Ficar em casa, e agora? Experiências desiguais do isolamento social na pandemia

 

Por Fernanda Mallak, Isabela Vianna Pinho e Thalles Vichiato Breda

 

“Tudo bem, tudo na mesma, cada um na sua casa, né?”. Foi assim que Maria respondeu como estava durante esses tempos de pandemia. Moradora de um conjunto habitacional promovido pelo Programa Minha Casa Minha Vida (faixa 1- habitação de interesse social) em São Carlos/SP; titular do programa Bolsa Família e, atualmente, beneficiária do Auxílio Emergencial. Não são somente esses fatos que lhe asseguram estar em casa com seus filhos pequenos, mas também a infraestrutura urbana do local que reside e, sobretudo, as relações cotidianas com outras casas, pessoas e instituições. A situação de Maria se parece com a de outras mulheres negras que habitam as periferias brasileiras, no entanto, ter um teto para morar – e se isolar de forma segura – é uma realidade distante para muitas delas, especialmente no contexto atual. 

O coronavírus e a subsequente política de isolamento social nos provocam a repensar sobre diversas questões relacionadas à casa. Desde o início da pandemia, não cessam os questionamentos no debate público sobre quem pode ou não ficar em casa e sobre como são desiguais as experiências do estar em casa, principalmente durante esse momento tão singular e, sobretudo, quando dirigimos o olhar às casas mais vulneráveis – socialmente e materialmente. Aqui trazemos reflexões atentas às transformações e às consequências diretas em sujeitos, corpos e casas específicas – de mulheres pobres, em sua maioria negras, que habitam as periferias urbanas. A pergunta subjacente que nos serve mais como provocação do que a busca por respostas definitivas, é: ao olharmos para e a partir das casas, como se redesenharam as formas de habitar a vida ordinária em um contexto tão extraordinário?

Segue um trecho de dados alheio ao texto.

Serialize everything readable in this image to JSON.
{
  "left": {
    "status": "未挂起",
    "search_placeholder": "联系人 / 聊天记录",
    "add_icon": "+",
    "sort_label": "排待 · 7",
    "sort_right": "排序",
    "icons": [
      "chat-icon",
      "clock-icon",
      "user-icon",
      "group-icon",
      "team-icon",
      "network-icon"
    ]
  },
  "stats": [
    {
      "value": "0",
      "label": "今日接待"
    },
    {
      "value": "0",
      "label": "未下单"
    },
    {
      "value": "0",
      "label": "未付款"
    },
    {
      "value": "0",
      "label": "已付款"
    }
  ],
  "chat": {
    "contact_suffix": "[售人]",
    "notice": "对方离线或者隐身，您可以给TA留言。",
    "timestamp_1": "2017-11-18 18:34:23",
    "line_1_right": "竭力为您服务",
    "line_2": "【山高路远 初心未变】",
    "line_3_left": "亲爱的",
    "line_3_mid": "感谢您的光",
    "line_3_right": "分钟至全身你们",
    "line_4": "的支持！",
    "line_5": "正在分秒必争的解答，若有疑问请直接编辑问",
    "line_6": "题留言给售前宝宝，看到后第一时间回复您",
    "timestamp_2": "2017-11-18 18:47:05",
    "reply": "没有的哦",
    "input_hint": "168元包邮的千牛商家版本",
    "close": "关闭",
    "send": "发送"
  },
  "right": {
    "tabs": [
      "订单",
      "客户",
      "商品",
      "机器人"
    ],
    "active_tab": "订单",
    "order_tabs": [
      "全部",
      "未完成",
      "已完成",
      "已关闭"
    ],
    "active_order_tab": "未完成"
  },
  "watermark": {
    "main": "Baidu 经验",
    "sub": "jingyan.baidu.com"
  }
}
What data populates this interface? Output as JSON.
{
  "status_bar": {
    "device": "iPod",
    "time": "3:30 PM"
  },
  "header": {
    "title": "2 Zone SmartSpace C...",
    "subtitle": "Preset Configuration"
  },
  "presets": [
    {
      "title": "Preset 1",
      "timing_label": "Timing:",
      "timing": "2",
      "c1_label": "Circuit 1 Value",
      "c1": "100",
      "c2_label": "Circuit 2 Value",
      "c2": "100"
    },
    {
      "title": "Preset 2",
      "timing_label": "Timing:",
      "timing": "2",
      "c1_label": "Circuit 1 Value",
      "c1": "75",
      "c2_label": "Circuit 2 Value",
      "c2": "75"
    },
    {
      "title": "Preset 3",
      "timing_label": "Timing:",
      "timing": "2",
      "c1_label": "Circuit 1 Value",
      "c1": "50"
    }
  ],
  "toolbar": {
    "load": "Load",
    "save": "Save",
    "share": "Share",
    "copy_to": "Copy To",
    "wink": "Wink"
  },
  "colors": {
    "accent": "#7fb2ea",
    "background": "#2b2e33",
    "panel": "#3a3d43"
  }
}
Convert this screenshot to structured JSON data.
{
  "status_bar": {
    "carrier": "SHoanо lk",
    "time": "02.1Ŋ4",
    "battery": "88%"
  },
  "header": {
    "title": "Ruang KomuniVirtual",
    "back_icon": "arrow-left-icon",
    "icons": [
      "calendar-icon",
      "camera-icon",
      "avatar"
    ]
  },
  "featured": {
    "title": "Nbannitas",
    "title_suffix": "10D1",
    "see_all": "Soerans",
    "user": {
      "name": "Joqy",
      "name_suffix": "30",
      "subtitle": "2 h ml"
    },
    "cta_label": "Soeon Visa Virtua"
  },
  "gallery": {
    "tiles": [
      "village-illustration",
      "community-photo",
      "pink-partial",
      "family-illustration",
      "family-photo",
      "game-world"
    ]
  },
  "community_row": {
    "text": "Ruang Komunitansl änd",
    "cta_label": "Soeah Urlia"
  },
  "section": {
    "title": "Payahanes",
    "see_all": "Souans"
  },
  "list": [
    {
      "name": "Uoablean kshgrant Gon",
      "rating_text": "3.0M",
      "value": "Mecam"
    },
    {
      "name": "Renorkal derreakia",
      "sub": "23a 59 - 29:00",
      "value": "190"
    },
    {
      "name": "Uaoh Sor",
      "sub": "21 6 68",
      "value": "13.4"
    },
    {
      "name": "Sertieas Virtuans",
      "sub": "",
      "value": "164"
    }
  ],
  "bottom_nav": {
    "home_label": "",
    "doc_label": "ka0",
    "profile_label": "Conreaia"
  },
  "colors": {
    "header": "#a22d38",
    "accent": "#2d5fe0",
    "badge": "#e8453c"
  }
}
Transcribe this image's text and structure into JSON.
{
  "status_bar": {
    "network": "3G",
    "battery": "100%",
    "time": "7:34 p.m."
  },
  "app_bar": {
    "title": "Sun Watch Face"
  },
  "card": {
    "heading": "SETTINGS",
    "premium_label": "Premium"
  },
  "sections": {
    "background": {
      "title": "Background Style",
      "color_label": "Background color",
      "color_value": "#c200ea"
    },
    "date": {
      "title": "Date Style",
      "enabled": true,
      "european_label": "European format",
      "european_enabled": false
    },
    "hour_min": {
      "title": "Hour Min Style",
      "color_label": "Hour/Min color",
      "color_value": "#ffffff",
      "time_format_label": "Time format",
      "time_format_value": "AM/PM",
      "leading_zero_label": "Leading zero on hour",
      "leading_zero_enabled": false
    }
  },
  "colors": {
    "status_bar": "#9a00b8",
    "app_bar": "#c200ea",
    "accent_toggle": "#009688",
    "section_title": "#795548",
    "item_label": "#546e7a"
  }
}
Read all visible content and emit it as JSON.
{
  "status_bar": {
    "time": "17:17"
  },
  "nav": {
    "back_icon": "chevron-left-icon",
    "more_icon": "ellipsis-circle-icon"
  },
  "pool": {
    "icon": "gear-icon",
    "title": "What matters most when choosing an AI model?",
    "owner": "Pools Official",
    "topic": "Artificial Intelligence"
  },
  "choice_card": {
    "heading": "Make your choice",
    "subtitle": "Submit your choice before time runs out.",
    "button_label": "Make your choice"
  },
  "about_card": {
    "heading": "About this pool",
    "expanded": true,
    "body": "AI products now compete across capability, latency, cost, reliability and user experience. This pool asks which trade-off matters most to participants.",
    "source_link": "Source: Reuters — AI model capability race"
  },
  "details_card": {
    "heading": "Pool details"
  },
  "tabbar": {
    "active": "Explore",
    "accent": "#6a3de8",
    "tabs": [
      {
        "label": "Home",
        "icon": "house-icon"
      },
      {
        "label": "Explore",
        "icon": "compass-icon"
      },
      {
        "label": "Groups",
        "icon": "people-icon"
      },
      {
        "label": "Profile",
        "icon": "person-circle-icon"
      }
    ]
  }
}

Organizamos este ensaio, assim como olhamos para a casa, em três dimensões. Em primeiro lugar, quem tem um teto para morar e, hoje, consegue nele se isolar? Isto é, olhar para a casa como um direito humano e moradia digna. Em segundo lugar, a casa é, também, uma materialidade complexa que envolve tanto sua construção material, quanto o seu entorno. Aqueles que têm casa, como se dá o acesso à ela? As pessoas que nela habitam conseguem se manter seguras por um longo período? Em terceiro, a casa é um espaço de vida, de experiências, de convívio, com um conjunto de pessoas e coisas. Com quem e com o quê as pessoas contam para dar conta de suas vidas durante a pandemia? As casas são, ao mesmo tempo, um direito humano; uma materialidade complexa e um espaço de relações [1].

 

A casa como direito

A discussão da moradia enquanto um direito humano não é recente. Desde a Declaração dos Direitos Humanos da ONU de 1948 há o reconhecimento da moradia enquanto direito fundamental, que inclui a segurança para habitar com dignidade. O Brasil, signatário de todos tratados da ONU até então, também o garante constitucionalmente, inserido no rol dos direitos sociais (Art. 6º, CF 1988). Embora exista um abismo entre a legislação e a realidade, visamos compreender como a dimensão deste direito se dá frente à pandemia. 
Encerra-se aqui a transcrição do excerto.